In the trading world, the strongest way to grow is never through wild fluctuations, but through "compound interest in a rolling manner".

What is truly frightening is not making a large profit once, but continuously accumulating small profits into a trend of returns.

Taking $PIPPIN as an example, I initially had only a little over 2000 U in my account, and it was through rolling positions and strictly executing strategies that I pushed my funds to 100,000 in three months.

Including targets like ZEC and AXL, the strategies are very clear.

Small positions for trial and error, layering profits, and accelerating rolling when the trend is clear.

At that time, I used 300 U for experiments, taking only 10 U to open at 100 times,

locking in half of the profit after making 1%, while continuing to compound the remaining profit.

After executing successfully 11 times, 10 U was eventually magnified to 10,000.

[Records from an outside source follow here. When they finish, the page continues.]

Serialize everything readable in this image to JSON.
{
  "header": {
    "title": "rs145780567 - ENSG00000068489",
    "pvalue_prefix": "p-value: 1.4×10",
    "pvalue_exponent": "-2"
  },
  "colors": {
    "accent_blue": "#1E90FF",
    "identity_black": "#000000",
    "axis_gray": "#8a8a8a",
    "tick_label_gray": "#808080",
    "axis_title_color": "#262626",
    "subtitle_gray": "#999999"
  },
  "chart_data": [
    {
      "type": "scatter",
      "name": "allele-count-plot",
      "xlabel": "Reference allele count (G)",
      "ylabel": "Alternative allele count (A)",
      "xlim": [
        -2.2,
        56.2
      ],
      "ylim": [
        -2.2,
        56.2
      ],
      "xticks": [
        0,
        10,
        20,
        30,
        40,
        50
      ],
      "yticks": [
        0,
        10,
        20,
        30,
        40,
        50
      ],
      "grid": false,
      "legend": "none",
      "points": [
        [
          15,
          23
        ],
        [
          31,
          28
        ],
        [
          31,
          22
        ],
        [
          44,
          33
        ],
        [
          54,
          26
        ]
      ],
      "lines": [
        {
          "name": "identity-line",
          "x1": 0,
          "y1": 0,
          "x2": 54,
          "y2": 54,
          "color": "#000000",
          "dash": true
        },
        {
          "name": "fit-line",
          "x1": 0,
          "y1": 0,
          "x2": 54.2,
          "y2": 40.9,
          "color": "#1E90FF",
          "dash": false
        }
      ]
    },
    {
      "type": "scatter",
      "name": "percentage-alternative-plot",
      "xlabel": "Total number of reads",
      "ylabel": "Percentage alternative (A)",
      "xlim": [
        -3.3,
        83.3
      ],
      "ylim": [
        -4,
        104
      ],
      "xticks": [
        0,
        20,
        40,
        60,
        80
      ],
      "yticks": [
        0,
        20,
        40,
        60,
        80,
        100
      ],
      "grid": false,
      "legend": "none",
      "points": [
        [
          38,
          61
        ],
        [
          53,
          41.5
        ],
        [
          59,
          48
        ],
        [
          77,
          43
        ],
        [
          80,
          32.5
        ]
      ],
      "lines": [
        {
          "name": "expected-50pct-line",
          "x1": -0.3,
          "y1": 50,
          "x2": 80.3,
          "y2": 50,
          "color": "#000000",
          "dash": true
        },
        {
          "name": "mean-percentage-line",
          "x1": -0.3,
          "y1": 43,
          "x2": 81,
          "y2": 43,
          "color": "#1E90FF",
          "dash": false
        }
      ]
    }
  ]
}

Many people cannot roll their positions; it's not a problem of method, but a problem of mentality:

1️⃣ Losing discipline with profits, unwilling to take them

2️⃣ Unable to accept losses, unwilling to cut losses

3️⃣ Direction jumping back and forth, lacking a clear system

My principles are only two:

Cut immediately if wrong, never stubbornly hold on if the direction is wrong;

Stop, rest, and reset immediately after consecutive losses reach a certain threshold.

Every time my profits roll to 5,000 U, I must withdraw in batches to realize gains.

Last year's market was sufficiently liquid; I once rolled 500 U to 500,000 in three days,

but before that, I waited a full 4 months

not chasing noise, only waiting for my own trend.

Rolling positions is not gambling, but a professional strategy that combines "discipline + timing + volatility".

If you can be steady, patient, and execute, rolling positions becomes a weapon;

Those who cannot achieve these three points will only be repeatedly educated by the market.